Desperately needed snowfall at many western ski resorts during February gave mountain destinations a healthy boost to their bookings for the remainder of the ski season but not enough to deliver a year-over-year increase in occupancy compared to the winter of 2016-17. According to Inntopia in their monthly DestiMetrics Market Briefing released on March 14th, as of Feb. 28, bookings made in February for arrivals in February surged up 15.6 percent compared to last year at the same time. Aggregated occupancy for the month among participating destinations was down 2.9 percent—a marked improvement from the beginning of the month when occupancy was down 4.4 percent. Additionally a 5.2 percent increase in the Average Daily Rate (ADR) yielded a 2.1 percent uptick in revenues for the month.

“The booking pace during February was a complete 180-degree turnaround from the beginning of the month,” explained Tom Foley, vice president of Business Intelligence for Inntopia. “Although the significant snowfall clearly drove considerably more bookings and occupancy during the month, a few weeks of strong snowfall does not make a season.
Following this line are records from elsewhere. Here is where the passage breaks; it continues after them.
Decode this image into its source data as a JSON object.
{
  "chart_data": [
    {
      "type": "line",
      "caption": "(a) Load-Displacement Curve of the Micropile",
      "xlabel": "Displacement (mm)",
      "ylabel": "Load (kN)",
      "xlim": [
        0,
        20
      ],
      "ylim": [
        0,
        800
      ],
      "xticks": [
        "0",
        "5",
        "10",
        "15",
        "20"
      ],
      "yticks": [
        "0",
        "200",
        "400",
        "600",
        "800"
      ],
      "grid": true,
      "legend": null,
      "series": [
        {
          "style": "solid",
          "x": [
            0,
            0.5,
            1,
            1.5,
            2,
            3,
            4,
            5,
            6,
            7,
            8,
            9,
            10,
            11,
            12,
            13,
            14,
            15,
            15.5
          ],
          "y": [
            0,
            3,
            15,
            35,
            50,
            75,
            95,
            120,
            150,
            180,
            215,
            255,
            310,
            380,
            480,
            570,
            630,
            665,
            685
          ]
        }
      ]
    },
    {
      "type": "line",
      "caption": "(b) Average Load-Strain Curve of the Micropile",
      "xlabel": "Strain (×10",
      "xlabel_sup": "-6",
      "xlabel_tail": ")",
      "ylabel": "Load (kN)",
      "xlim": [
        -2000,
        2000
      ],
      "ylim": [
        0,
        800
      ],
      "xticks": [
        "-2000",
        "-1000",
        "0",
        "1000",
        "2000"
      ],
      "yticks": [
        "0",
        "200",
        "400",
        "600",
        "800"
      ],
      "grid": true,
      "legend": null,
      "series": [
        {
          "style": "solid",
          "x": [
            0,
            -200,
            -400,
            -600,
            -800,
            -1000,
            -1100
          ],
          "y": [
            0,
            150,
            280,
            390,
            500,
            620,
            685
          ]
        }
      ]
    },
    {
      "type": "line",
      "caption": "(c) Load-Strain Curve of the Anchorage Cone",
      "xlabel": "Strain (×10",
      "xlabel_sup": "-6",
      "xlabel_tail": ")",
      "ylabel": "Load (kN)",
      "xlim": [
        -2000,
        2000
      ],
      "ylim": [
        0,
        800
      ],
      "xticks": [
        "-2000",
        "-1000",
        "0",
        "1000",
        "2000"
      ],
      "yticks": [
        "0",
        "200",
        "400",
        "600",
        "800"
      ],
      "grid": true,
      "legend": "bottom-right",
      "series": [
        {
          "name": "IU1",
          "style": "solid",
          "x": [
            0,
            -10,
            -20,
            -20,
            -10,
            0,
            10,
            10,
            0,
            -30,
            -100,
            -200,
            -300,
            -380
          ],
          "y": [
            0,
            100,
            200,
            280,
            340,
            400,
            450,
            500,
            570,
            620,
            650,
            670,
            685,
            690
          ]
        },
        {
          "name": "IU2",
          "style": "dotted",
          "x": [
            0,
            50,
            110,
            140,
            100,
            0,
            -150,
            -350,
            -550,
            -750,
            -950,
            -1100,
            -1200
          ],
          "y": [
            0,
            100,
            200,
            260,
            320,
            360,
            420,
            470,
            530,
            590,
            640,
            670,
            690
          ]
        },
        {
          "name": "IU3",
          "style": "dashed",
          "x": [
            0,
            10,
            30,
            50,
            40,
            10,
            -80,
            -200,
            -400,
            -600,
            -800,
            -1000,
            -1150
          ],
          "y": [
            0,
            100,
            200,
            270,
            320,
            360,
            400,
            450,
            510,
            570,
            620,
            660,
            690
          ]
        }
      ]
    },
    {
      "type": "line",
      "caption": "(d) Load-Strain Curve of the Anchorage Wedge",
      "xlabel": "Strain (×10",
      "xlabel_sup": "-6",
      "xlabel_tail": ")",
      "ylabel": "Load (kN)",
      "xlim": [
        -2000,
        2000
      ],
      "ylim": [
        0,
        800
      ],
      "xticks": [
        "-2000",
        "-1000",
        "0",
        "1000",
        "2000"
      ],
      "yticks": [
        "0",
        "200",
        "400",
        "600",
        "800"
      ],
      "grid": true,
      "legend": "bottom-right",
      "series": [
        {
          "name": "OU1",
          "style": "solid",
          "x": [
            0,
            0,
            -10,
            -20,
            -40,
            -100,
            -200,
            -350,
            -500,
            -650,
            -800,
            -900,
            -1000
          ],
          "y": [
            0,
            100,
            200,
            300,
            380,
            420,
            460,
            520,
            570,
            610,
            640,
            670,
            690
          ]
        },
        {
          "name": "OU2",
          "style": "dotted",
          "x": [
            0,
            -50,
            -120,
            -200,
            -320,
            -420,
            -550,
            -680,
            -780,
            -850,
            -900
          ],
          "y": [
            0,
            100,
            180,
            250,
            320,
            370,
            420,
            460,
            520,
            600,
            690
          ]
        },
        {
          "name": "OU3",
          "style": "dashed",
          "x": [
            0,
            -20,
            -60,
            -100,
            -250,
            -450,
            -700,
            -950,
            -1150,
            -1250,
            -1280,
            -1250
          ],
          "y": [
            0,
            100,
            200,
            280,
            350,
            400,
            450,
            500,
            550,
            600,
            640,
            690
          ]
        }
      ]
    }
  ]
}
And, while the fresh snow was great for February, it isn’t having much impact on the remainder of the season.”

For the full winter season from November through April, aggregated occupancy as of Feb. 28 is down 2.6 percent compared to last season, a slight improvement from one month ago when the occupancy was down 3.3 percent. Occupancy was down in four of the six months and most notably in December and January. For lodging properties, the decrease in occupancy is being offset by a 3.3 percent increase in the ADR—enough to deliver a minute 0.7 percent increase in revenues in a year-over-year comparison to last winter.

Strong and steady economic indicators are getting credit for lending stability to lodging revenues in this low snowfall season. Although the Dow Jones Industrial Average experienced some volatility during the month and posted a 4.3 percent drop during February, it remains 20.3 percent higher than February 2017. Despite the swings in some of the market indexes, the Consumer Confidence Index (CCI) rose a sharp 5.2 percent to 130.8 points and its highest level since the end of the Clinton Administration in November 2000. Employers added a dramatic 313,000 new jobs that was well above the 200,000 jobs projected and for the fifth consecutive month, the Unemployment Rate remained unchanged at 4.1 percent. However, wage growth stalled in February after posting some gains in January.

“Consumers appear confident that the economy will sustain its strong expansion in the months ahead,” reported Foley. “Increases in interest rates are expected to keep inflation in check but with such strong economic fundamentals, discretionary spending on travel is likely to be unaffected by market fluctuations,” he continued.

A Brief Look Forward

The monthly Briefing also revealed an early look at the upcoming summer for mountain destinations. Bookings made in February for arrivals in February through July are up six percent driven largely by the much-needed snow that arrived in time to boost February occupancy but there was also positive news for upcoming warm weather months. May bookings are up 8.5 percent while July is up 8.7 percent as of Feb. 28. However, April bookings have dwindled in recent weeks from a positive 6.9 percent gain as of Jan. 31 to a mere 1.4 percent gain at the end of February.

“Different segments of the mountain destination market will have varying degrees of success in these conditions and although low snowfall is hardest on slope operations such as lift tickets, rentals, and lessons, other businesses may be less negatively impacted from the low snow,” clarified Foley. “Retailers, bars, restaurants, and non-ski activities may remain flat or in some cases, post some gains,” Foley concluded.